Face aux diverses menaces qui pèsent sur les Alliés, le secrétaire général Jens Stoltenberg a eu beau prôner le principe du "un pour tous, tous pour un". Le président américain n’a pas voulu s’engager, de façon claire et nette, à soutenir inconditionnellement ses alliés envers et contre tous, dans le cadre de la clause de la défense collective (dit aussi "article 5"). L’homme qui s’est déjà demandé pourquoi Washington devrait dépenser son argent pour défendre l’Europe a interpellé les vingt-trois pays (sur les vingt-huit) qui ne dépensent pas au moins 2 % de leur PIB pour leur défense. "Cela n’est pas juste pour les contribuables des Etats-Unis. Nombre de ces pays doivent des sommes qui n’ont pas été versées au cours des années précédentes", a-t-il pesté.

D’aucuns pourront néanmoins se consoler par le fait que Donald Trump a au moins parlé d’un"avenir de l’Otan", dont les priorités devraient être "la lutte contre le terrorisme, les menaces de la Russie et la protection des frontières méridionales et orientales de l’Alliance", soit l’est de l’Europe. De toute manière, pour M. Stoltenberg, "les Etats-Unis soutiennent l’Otan et il n’est pas possible de soutenir l’Otan sans soutenir l’article 5, parce que l’Otan repose sur la défense collective".

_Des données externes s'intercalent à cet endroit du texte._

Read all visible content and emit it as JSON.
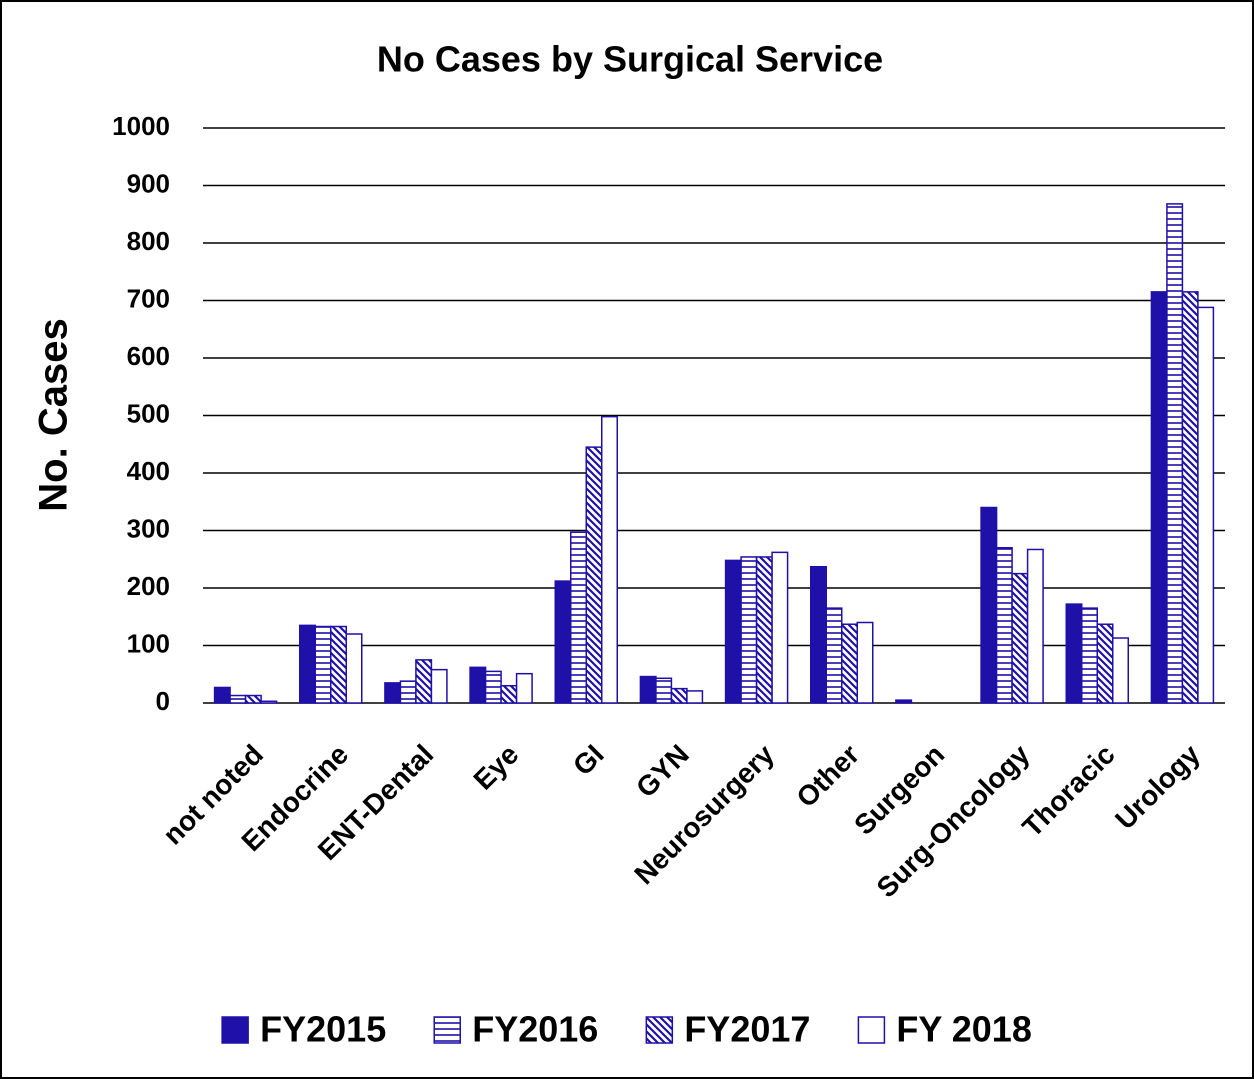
{
  "chart_data": {
    "type": "bar",
    "title": "No Cases by Surgical Service",
    "y_label": "No. Cases",
    "categories": [
      "not noted",
      "Endocrine",
      "ENT-Dental",
      "Eye",
      "GI",
      "GYN",
      "Neurosurgery",
      "Other",
      "Surgeon",
      "Surg-Oncology",
      "Thoracic",
      "Urology"
    ],
    "series": [
      {
        "name": "FY2015",
        "color": "#1f10a8",
        "pattern": "solid",
        "values": [
          27,
          135,
          35,
          62,
          212,
          46,
          248,
          237,
          5,
          340,
          172,
          715
        ]
      },
      {
        "name": "FY2016",
        "color": "#1f10a8",
        "pattern": "horizontal",
        "values": [
          13,
          133,
          38,
          55,
          297,
          43,
          254,
          165,
          0,
          270,
          165,
          868
        ]
      },
      {
        "name": "FY2017",
        "color": "#1f10a8",
        "pattern": "diagonal",
        "values": [
          13,
          133,
          75,
          30,
          445,
          25,
          254,
          137,
          0,
          225,
          137,
          715
        ]
      },
      {
        "name": "FY 2018",
        "color": "#1f10a8",
        "pattern": "none",
        "values": [
          3,
          120,
          58,
          51,
          498,
          21,
          262,
          140,
          0,
          267,
          113,
          688
        ]
      }
    ],
    "ylim": [
      0,
      1000
    ],
    "yticks": [
      0,
      100,
      200,
      300,
      400,
      500,
      600,
      700,
      800,
      900,
      1000
    ],
    "grid": true,
    "legend": "bottom"
  }
}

Les deux Donald se rencontrent

La sécurité était aussi au cœur de la discussion entre le Républicain et les présidents de la Commission et du Conseil européens, Jean-Claude Juncker et Donald Tusk. "Mon sentiment est que nous sommes d’accord sur beaucoup de sujets, en premier lieu et surtout sur le contre-terrorisme", a déclaré M. Tusk à l’issue de cette rencontre qui, d’après une source européenne, s’est déroulée dans une "atmosphère constructive et amicale". "C’était une première occasion de faire connaissance", explique-t-on, sur un ton optimiste, du côté de la Commission. Loin de vanter la sortie du Royaume-Uni de l’UE comme "une grande chose", le milliardaire a exprimé son "inquiétude que des emplois aux Etats-Unis puissent être perdus en raison du Brexit", note un "insider".

La question russe

Reste que "certaines questions demeurent ouvertes", a remarqué Donald Tusk. Parmi celles-ci, le climat, dont la protection n’est pas une priorité du président américain. Ou encore le commerce, Donald Trump ayant sans doute tenté de défendre sa philosophie protectionniste du "America First". Ainsi, d’après une source européenne, les trois leaders ont-ils soutenu l’idée de "mettre en place un groupe de travail pour traiter des questions bilatérales, même les plus difficiles, et des enjeux du commerce international".

C’est surtout la question des relations avec la Russie, dont le dirigeant Vladimir Poutine inspire beaucoup de sympathie à M. Trump, qui risque de perturber encore les liens entre le Vieux Continent et les Etats-Unis. "Je ne suis pas sûr à 100 % que l’on puisse dire aujourd’hui, Monsieur le Président et moi-même, que nous avons une position commune au sujet de la Russie", a considéré M. Tusk. Et de rappeler - ce fut visiblement nécessaire - au président américain que "notre plus grande tâche aujourd’hui est de consolider le monde libre autour des valeurs occidentales, pas seulement autour de nos intérêts".